Skip to contents

Evaluates the stability of a hybrid topic model by running bootstrap resampling. This helps identify which topics are robust and which may be artifacts of the specific sample. Based on research recommendations for topic model validation.

Usage

assess_hybrid_stability(
  texts,
  n_topics = 10,
  n_bootstrap = 5,
  sample_proportion = 0.8,
  embedding_model = "all-MiniLM-L6-v2",
  seed = 123,
  verbose = TRUE
)

Arguments

texts

A character vector of texts to analyze.

n_topics

Number of topics (default: 10).

n_bootstrap

Number of bootstrap iterations (default: 5).

sample_proportion

Proportion of documents to sample (default: 0.8).

embedding_model

Embedding model name (default: "all-MiniLM-L6-v2").

seed

Random seed for reproducibility.

verbose

Logical, if TRUE, prints progress messages.

Value

A list containing stability metrics:

  • topic_stability: Per-topic stability scores (0-1)

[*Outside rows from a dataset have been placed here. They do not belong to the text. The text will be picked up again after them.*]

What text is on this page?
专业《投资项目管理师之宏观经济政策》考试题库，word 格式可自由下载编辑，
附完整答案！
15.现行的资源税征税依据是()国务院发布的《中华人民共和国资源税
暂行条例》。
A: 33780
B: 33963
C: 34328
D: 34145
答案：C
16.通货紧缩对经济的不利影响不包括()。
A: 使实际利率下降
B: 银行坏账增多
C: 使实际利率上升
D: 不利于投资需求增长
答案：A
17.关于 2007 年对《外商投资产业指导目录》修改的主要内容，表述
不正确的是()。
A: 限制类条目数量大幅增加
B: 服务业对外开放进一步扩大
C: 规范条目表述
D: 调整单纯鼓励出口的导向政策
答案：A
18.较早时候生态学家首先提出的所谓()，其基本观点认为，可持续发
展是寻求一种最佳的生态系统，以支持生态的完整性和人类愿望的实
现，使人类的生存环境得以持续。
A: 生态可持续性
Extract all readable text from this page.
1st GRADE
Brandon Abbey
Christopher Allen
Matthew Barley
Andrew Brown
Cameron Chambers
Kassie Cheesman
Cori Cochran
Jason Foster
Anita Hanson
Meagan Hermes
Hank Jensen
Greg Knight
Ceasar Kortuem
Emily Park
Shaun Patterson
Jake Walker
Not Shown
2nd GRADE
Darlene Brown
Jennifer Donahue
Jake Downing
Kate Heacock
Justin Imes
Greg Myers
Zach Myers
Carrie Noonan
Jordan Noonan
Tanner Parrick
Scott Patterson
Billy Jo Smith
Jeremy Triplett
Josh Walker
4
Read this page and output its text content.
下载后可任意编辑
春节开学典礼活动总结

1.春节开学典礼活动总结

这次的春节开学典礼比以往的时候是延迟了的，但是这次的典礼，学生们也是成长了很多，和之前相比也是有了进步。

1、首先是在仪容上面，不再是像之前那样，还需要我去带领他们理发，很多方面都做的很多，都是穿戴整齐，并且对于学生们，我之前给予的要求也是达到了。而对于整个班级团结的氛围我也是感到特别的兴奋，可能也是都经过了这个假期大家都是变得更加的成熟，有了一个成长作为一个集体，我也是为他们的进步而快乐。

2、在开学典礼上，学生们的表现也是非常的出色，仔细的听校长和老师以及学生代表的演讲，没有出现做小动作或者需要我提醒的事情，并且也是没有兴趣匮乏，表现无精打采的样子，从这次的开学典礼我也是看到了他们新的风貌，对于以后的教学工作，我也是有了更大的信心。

  • mean_stability: Overall stability score

  • keyword_stability: Stability of top keywords per topic

  • alignment_stability: Stability of STM-embedding alignment

  • bootstrap_results: Detailed results from each bootstrap run

Examples

if (FALSE) { # \dontrun{
  stability <- assess_hybrid_stability(
    texts = my_texts,
    n_topics = 10,
    n_bootstrap = 5,
    verbose = TRUE
  )

  # View topic stability scores
  stability$topic_stability
} # }